Once you're done pulling your hair out, you'll plug those same pot holes with hay bales, learn to catapult animals over the offending fences and crush those cornfields with your tractor beam. The further you go, the easier it is to sort your way around many of the obstacles you were hating on for thirty levels. The developers make up for this by ensuring that the levels are difficult in other ways. If my TV wasn't so expensive, there would be a controller shaped hole in it.

But then I wouldn't be able to see the pretty graphics. The game is adorable, it really is. The 'grass' on each level is a patchwork quilt, and the 'cornfields' are actually little bits of yarn. Everything is bright, colourful and cheerful. Even the boulders have stitching on them, making them look like stuffed animals. When I first saw this game at E3 2008, the unique look is what drew my attention. It was so surreal to see a game stitched together, seams showing, cartooned to all hell…sitting beside games that spent months and months trying to look as human and realistic as possible.

The audio matches it too. I never found it annoying or cloying, just nice simple background noise that won't drill into your skull. It was refreshing.

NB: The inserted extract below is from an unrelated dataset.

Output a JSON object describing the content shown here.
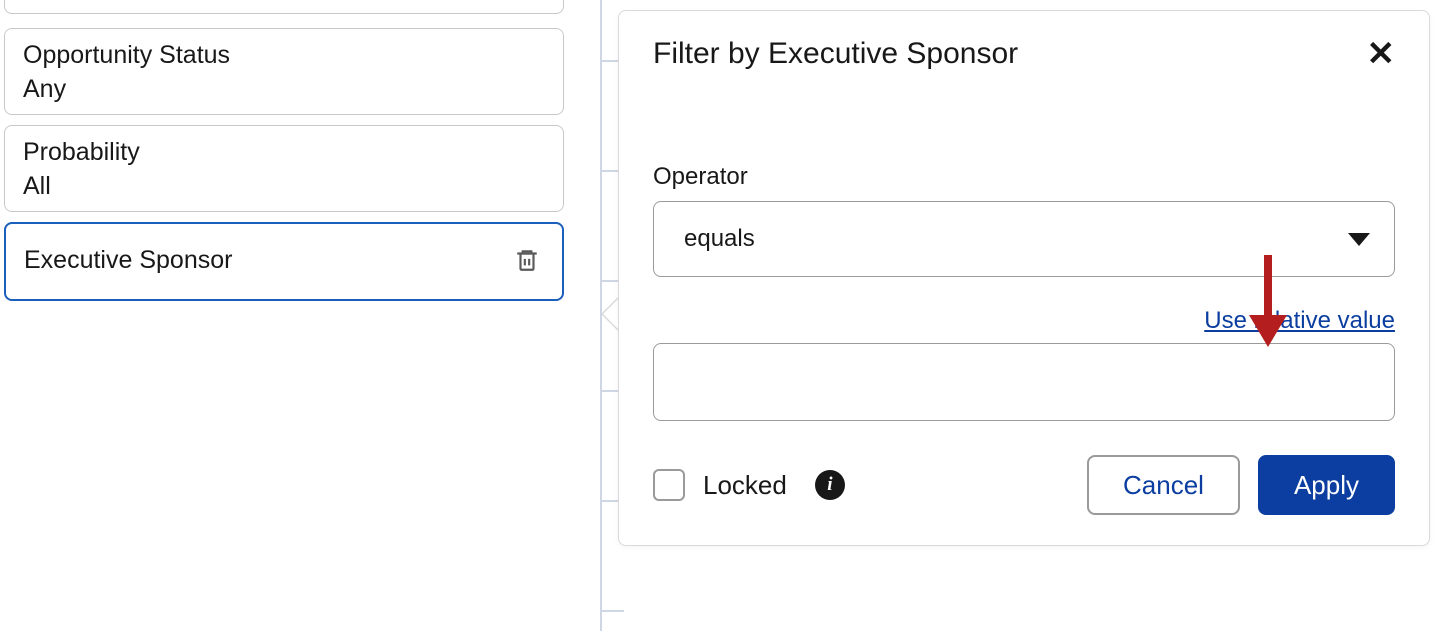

Unfortunately, the level editor doesn't stand up on a console. I was reminded of Tony Hawk Underground (on GameCube, no less), where the player is endlessly scrolling through menus to find the one tiny piece they want. The controls are clunky and unwieldy. It made me cringe. I'm left wondering how this would be different on a PC.

Believe it or not, the co-op play is the worst part of the game. It feels like a giant afterthought. You're confined to local play with no online support, and it takes under 30 minutes to complete. One player herds the animals, the other moves fences and rocks and generally sits there bored out of their minds. With so much great potential, it's sad to see that Capcom didn't take advantage of it.

In the end, I guess I'm just not patient enough for this game. At best, I can see myself chugging through a few levels at a time before putting it down for something else. It's frustrating and stressful and annoying and…addictive as all hell. I'm still playing it. I just wish they had done something more with it. There's potential here for something fantastic, it just wasn't taken there, and that's a flockin' shame.